Answering the test question

An editorial from The Intelligencer/Wheeling News-Register

WHEELING, W.Va. — One wonders whether it has crossed President Barack Obama’s mind that one reason schools spend so much time preparing for and administering tests to students is that the federal government requires it.

But even more to the point, one wonders whether the president understands standardized tests are just one of the federal mandates that make life difficult – and probably less productive – for tens of millions of children and educators.

Probably not. Obama has jumped on the anti-testing bandwagon – politicians do that – to suggest schools should spend less time on standardized testing.
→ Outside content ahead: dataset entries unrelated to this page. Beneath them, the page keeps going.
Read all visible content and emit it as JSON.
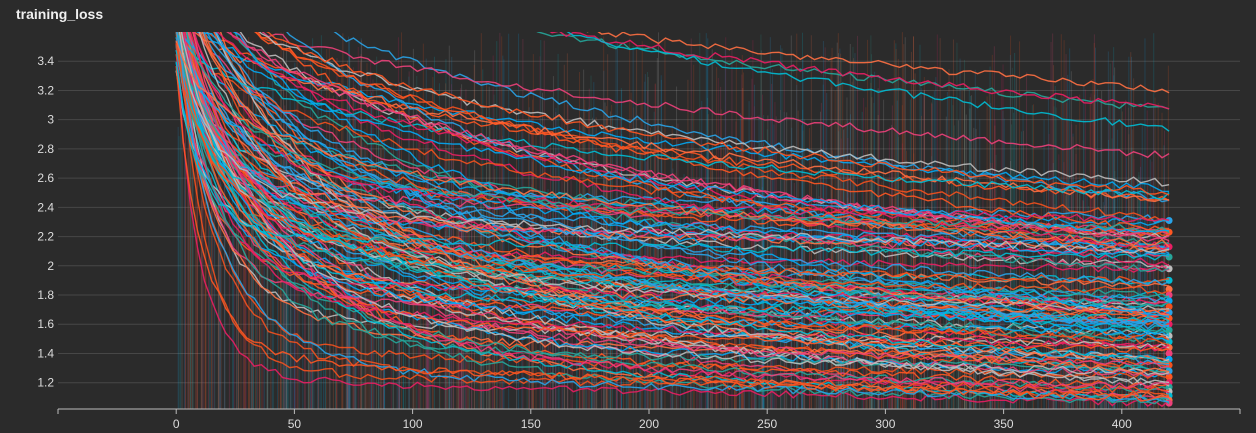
{
  "window": {
    "title": "training_loss"
  },
  "theme": {
    "background": "#2b2b2b",
    "grid": "#474747",
    "axis": "#bdbdbd",
    "text": "#dcdcdc"
  },
  "palette": [
    "#29a3e8",
    "#ff5722",
    "#e91e63",
    "#26a69a",
    "#bdbdbd",
    "#00bcd4",
    "#ff7043",
    "#ec407a",
    "#03a9f4",
    "#f4511e"
  ],
  "chart_data": {
    "type": "line",
    "title": "training_loss",
    "xlabel": "",
    "ylabel": "",
    "xlim": [
      -50,
      450
    ],
    "ylim": [
      1.02,
      3.6
    ],
    "xticks": [
      0,
      50,
      100,
      150,
      200,
      250,
      300,
      350,
      400
    ],
    "yticks": [
      1.2,
      1.4,
      1.6,
      1.8,
      2,
      2.2,
      2.4,
      2.6,
      2.8,
      3,
      3.2,
      3.4
    ],
    "grid": true,
    "legend": "none",
    "num_series": 120,
    "x_range": [
      0,
      420
    ],
    "final_values_range": [
      1.06,
      2.31
    ],
    "final_values": [
      2.31,
      2.23,
      2.13,
      2.06,
      1.98,
      1.9,
      1.84,
      1.8,
      1.76,
      1.72,
      1.68,
      1.64,
      1.6,
      1.56,
      1.52,
      1.48,
      1.44,
      1.4,
      1.36,
      1.32,
      1.28,
      1.24,
      1.2,
      1.17,
      1.14,
      1.11,
      1.08,
      1.06
    ]
  }
}
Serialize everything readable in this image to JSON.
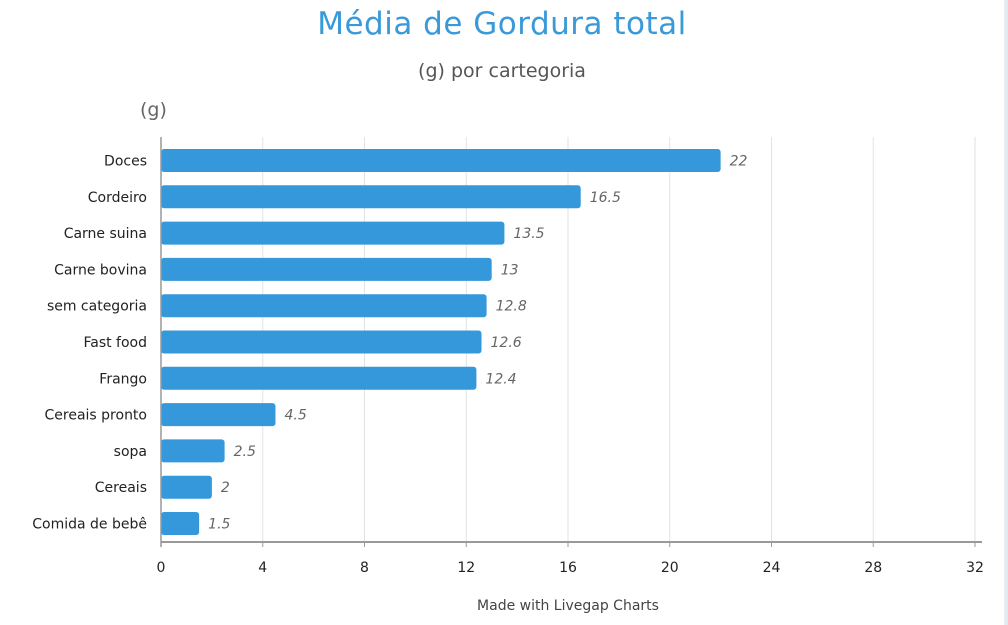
{
  "chart_data": {
    "type": "bar",
    "orientation": "horizontal",
    "title": "Média de Gordura total",
    "subtitle": "(g) por cartegoria",
    "ylabel": "(g)",
    "xlabel": "",
    "categories": [
      "Doces",
      "Cordeiro",
      "Carne suina",
      "Carne bovina",
      "sem categoria",
      "Fast food",
      "Frango",
      "Cereais pronto",
      "sopa",
      "Cereais",
      "Comida de bebê"
    ],
    "values": [
      22,
      16.5,
      13.5,
      13,
      12.8,
      12.6,
      12.4,
      4.5,
      2.5,
      2,
      1.5
    ],
    "value_labels": [
      "22",
      "16.5",
      "13.5",
      "13",
      "12.8",
      "12.6",
      "12.4",
      "4.5",
      "2.5",
      "2",
      "1.5"
    ],
    "xlim": [
      0,
      32
    ],
    "xticks": [
      "0",
      "4",
      "8",
      "12",
      "16",
      "20",
      "24",
      "28",
      "32"
    ],
    "grid": true,
    "bar_color": "#3498db",
    "credit": "Made with Livegap Charts"
  }
}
Two percent of classroom time would be about right, his administration is proposing.

Here in West Virginia, standardized testing is a hot-button issue. It is likely to become a boil-over controversy because of the terrible showings almost all schools had on the most recent round of examinations.

But state officials did not concoct the new tests solely because they thought it would be a good idea. They did it so the state would comply with the Common Core curriculum initiative pushed hard by the federal government.

During his weekend radio address, Obama said all the politically correct things.?”Learning is about so much more than just filling in the right bubble,” he proclaimed. Far fewer examinations should be given in schools. “Smart, strategic” tests should be substituted, he urged.

U.S. Department of Education officials seemed to think that was precisely what West Virginia and many other states were doing when they revamped standardized testing to fit in with Common Core.

For that matter, standardized tests given for decades in this state have been described with synonyms for “smart” and “strategic.”

Veteran educators have heard comments like Obama’s many times in the past. Too often, they are no more than precursors to new levels of federal control over public schools – with more time-consuming bureaucratic requirements that detract from the process of education.

By any grading scale, that approach has gotten an “F.”